При звуке этого ненавистного голоса доктор устыдился своей неприязни к зятю, которая всякий раз вскипала в нем снова. «Он все же честный малый... я не прав... Но разве мог он забыть причины своей ненависти к Га-стону Баску? За все годы супружества доктор только в одном нашел осуществление своей мечты: напротив их большого супружеского ложа стояла детская кроватка, и каждый вечер они с женой любовались спящей Мадленой, их первым ребенком.
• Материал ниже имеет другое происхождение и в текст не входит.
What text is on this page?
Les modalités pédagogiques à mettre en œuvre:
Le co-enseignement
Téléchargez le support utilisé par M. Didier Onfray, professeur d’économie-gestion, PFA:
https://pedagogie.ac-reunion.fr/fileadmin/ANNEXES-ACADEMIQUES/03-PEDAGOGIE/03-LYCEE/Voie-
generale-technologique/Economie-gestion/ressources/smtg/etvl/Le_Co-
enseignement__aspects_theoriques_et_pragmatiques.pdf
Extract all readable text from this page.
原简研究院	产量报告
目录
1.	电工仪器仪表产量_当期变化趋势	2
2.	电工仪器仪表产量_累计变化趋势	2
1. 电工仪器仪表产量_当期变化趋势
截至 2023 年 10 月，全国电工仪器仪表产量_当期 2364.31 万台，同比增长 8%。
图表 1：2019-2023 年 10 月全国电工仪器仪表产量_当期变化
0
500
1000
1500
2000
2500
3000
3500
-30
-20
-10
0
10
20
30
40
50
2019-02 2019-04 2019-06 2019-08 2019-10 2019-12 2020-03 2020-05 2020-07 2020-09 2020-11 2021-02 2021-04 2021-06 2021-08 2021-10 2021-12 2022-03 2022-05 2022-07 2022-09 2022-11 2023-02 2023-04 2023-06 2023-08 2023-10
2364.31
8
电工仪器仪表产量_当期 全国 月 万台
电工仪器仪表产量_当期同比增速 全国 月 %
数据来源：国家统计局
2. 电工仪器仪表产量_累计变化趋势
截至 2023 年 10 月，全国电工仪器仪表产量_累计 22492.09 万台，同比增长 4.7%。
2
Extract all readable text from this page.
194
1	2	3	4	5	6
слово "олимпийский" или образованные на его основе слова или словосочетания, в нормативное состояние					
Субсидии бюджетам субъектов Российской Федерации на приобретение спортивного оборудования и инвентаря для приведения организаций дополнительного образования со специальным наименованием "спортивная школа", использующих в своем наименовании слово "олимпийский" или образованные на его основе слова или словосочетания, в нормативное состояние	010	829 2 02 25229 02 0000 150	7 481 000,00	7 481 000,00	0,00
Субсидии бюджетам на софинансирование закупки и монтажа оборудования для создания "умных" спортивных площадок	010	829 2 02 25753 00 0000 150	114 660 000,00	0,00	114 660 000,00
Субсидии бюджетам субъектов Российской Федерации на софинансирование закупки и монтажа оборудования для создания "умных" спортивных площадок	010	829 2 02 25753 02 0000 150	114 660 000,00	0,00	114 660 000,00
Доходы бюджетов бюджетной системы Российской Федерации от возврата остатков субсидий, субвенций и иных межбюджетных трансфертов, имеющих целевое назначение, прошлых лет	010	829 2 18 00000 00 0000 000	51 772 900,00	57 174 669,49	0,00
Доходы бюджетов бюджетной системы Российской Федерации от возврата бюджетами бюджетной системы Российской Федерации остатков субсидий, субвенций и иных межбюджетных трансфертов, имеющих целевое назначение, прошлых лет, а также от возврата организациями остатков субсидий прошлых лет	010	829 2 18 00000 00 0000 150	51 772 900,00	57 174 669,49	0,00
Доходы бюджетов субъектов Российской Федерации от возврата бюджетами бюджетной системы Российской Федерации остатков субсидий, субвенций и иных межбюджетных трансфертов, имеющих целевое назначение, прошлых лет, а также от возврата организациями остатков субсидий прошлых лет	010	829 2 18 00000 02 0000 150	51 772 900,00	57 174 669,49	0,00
Девочка дышала неслышно, прелестная ножка откинула одеяло, между прутьями кроватки свешивалась чудесная пухлая ручонка. Это было такое кроткое дитя, что ее можно было баловать без опасения испортить, и нежная привязанность отца приручила девочку настолько, что она могла часами бесшумно играть у него в кабинете. «Вы утверждаете, будто она не слишком развита, — говорил доктор, — она развита больше, чем надо». Позднее доктор, который терпеть не мог появляться на людях с г-жой Курреж, радовался, когда его встречали с этой юной девушкой. «Тебя принимают за мою жену!» К тому времени он выбрал для нее одного из своих учеников, единственного, который, как ему казалось, вполне его понимает — Фреда Робинсона. Доктор уже называл его сыном и ждал только, пока Мадлене исполнится восемнадцать лет, чтобы можно было заключить брак, как вдруг, в конце той зимы, когда она впервые стала выезжать, Мадлена объявила отцу, что обручилась с лейтенантом Баском. Яростное противодействие отца длилось не один месяц и было одинаково непонятно для всех — и для семьи, и для общества. Как мог он предпочесть богатому офицеру с приятной наружностью и блестящим будущим какого-то жалкого неимущего студента без роду, без племени? Эгоизм ученого, говорили люди.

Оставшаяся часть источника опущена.